Weirdly, that number is different than Immich’s estimate of my photo library (95 GB vs 150 GB), but perhaps good enough to get you in the ballpark.
:)
I’m being dismissed by I run a rather large homelab and I still want my photos iCloud like, where end devices decrypt and run ML. Immich is a Google Photos clone where you give it everything and some server does all the magic.
You could even set it up so that it could only backup over tailscale or wireguard through a tunneled connection so ALL of your traffic is e2e.
seems pretty high touch. A lot of hoop-jumping if you don't have a mac in the middle
How do we know using such a tool won’t trigger an account lockout? How ironic would that be.
Been running it for a couple years without issue. But yes your milage may vary.
I do have a Mac so it didn’t seem difficult to me, but I accept it will be for those that don’t.
What I’m not sure about is how to backup things like iMessages, Notes, and my Contacts. Every time I’ve looked, it appears the only options are random GitHub scripts that have reverse engineered the iMessage database.
The reason is simple: photos require much more processing and focus on performance. In addition, photos take up much more space, so while my Nextcloud instance runs on an SSD, the photos reside on an HDD, mostly in sleep mode.
Google and MS don’t charge as much as Apple for storage, and you probably need you need to pay beyond the free limits, but it’s not a huge expense.
Once your installed Google Photos and One Drive on your iPhone, just tell the apps to sync all your photos all the time!
Now I appreciate that isn’t for everyone.
But it works, is reliable, and requires no technical knowledge of running your own service.
The other thing to do is setup a Mac that synchs all your iCloud data, One Drive documents and Google Drive.
Then back up that device with Backblaze.
This gets expensive as a Mac with decent levels of storage isn’t cheap!
I live in fear everyday or my primary Apple and Google accounts getting locked!
I’ve had accounts since day one of iTools and very shortly after Gmail launched….
Wasabi is much cheaper than AWS as well.
Finally the best solution for backing up your iCloud Photos is definitely Immich. Set it up on your own NAS or a VPS, back up to that, and then back up that server to an S3 storage using rsync or restic. I’ll note that I still backup to Backblaze because its so dang cheap.
I spent months trying to find the best setup a few months ago and this is by far the cheapest.
But still, this shouldn’t be required for normal people. They should get what they pay for.
It’s actually more nuanced. It will back up files on a USB attached drive. If it doesn’t see the drive attached for 30 days, it will erase the backup.
If you have your computer off for more than 30 days and you bring your computer back on and the USB drive isn’t attached when it connects to BackBlaze, it will erase it.
Yeah I’m not going to trust my storage to Wasabi.
AWS S3 Glacier Deep Archive is $1 a month.

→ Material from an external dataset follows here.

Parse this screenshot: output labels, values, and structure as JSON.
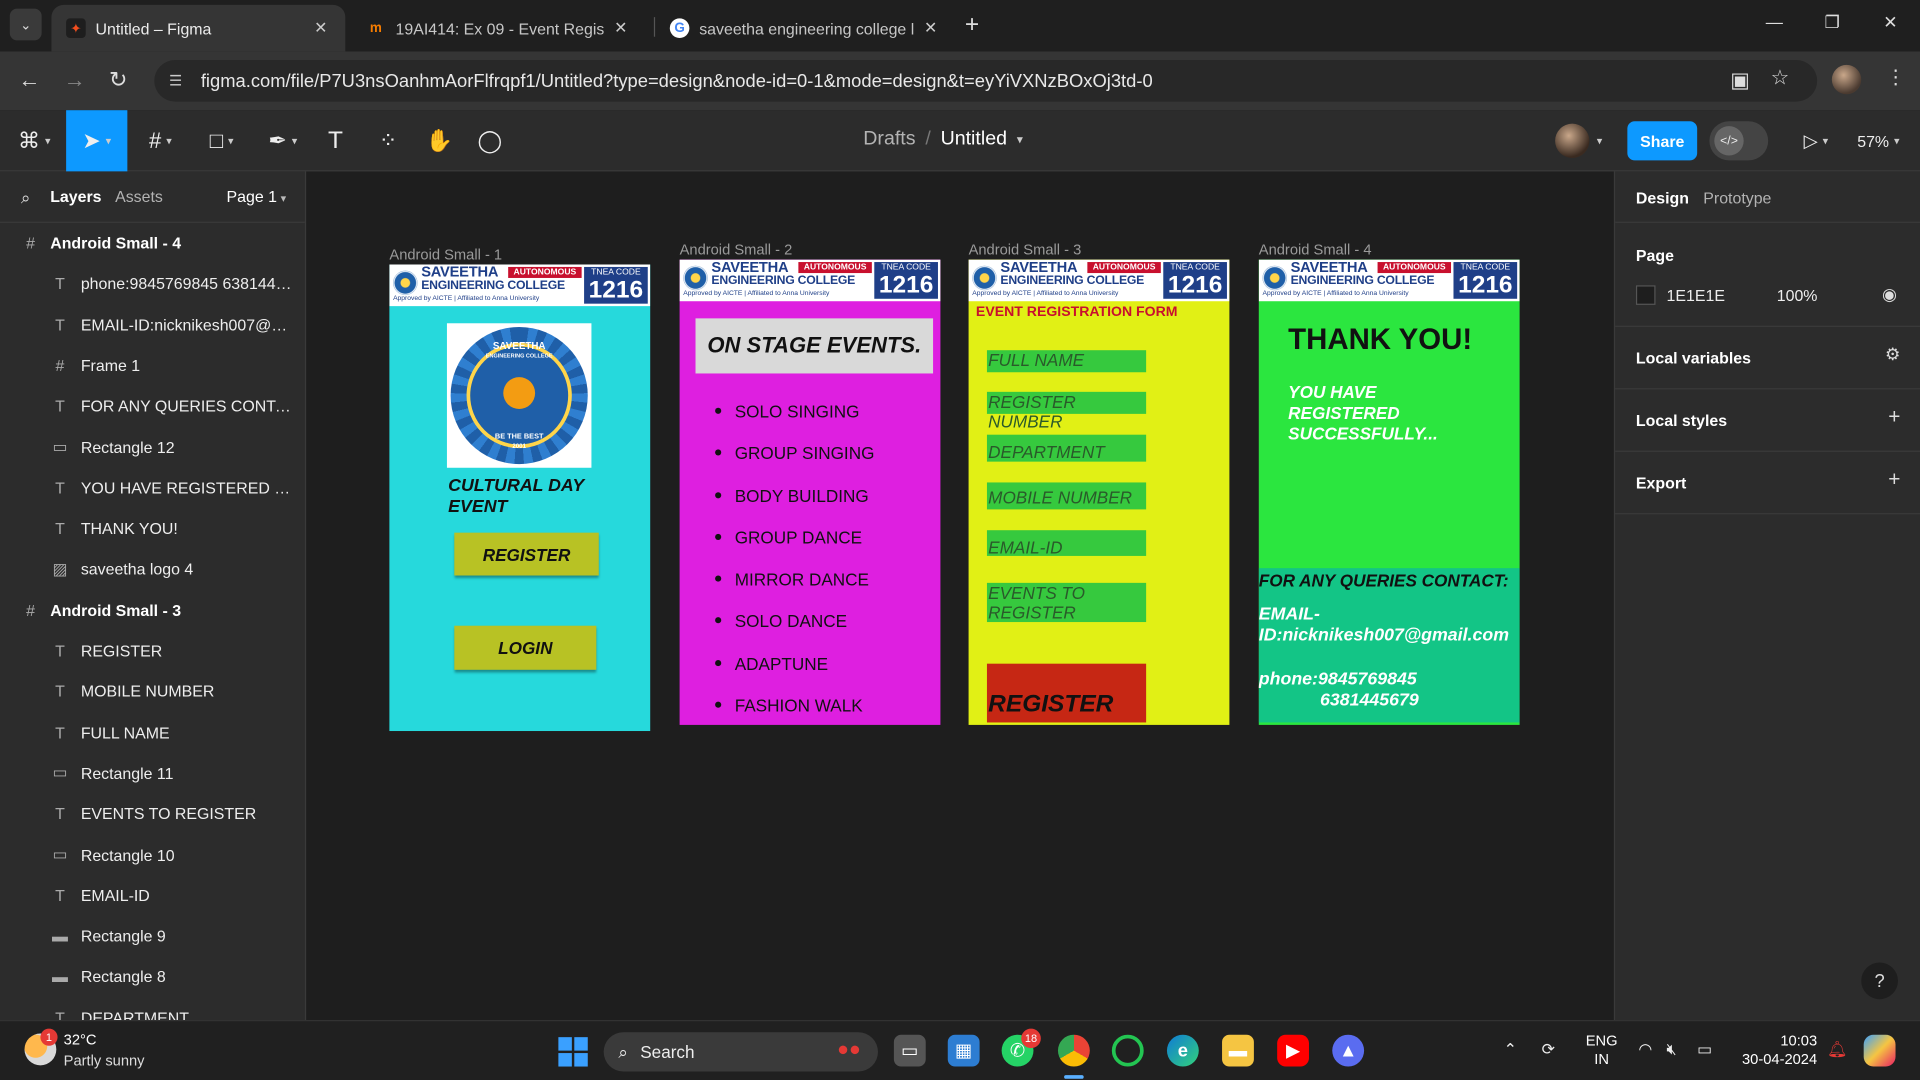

Only if you’re backing up nothing and using non-encrypted files and making sure you don’t delete anything (rsync with delete turned off). I tested this not even three months ago. I hit $30 with only 3 tb of data with deep archive while wasabi AND backblaze cost less than that. No need to even trust a single provider. If you’re never changing your files AND you don’t care about encrypting them then yes GDA is fine and pretty cheap. Otherwise wasabi and backblaze get more done for less cost.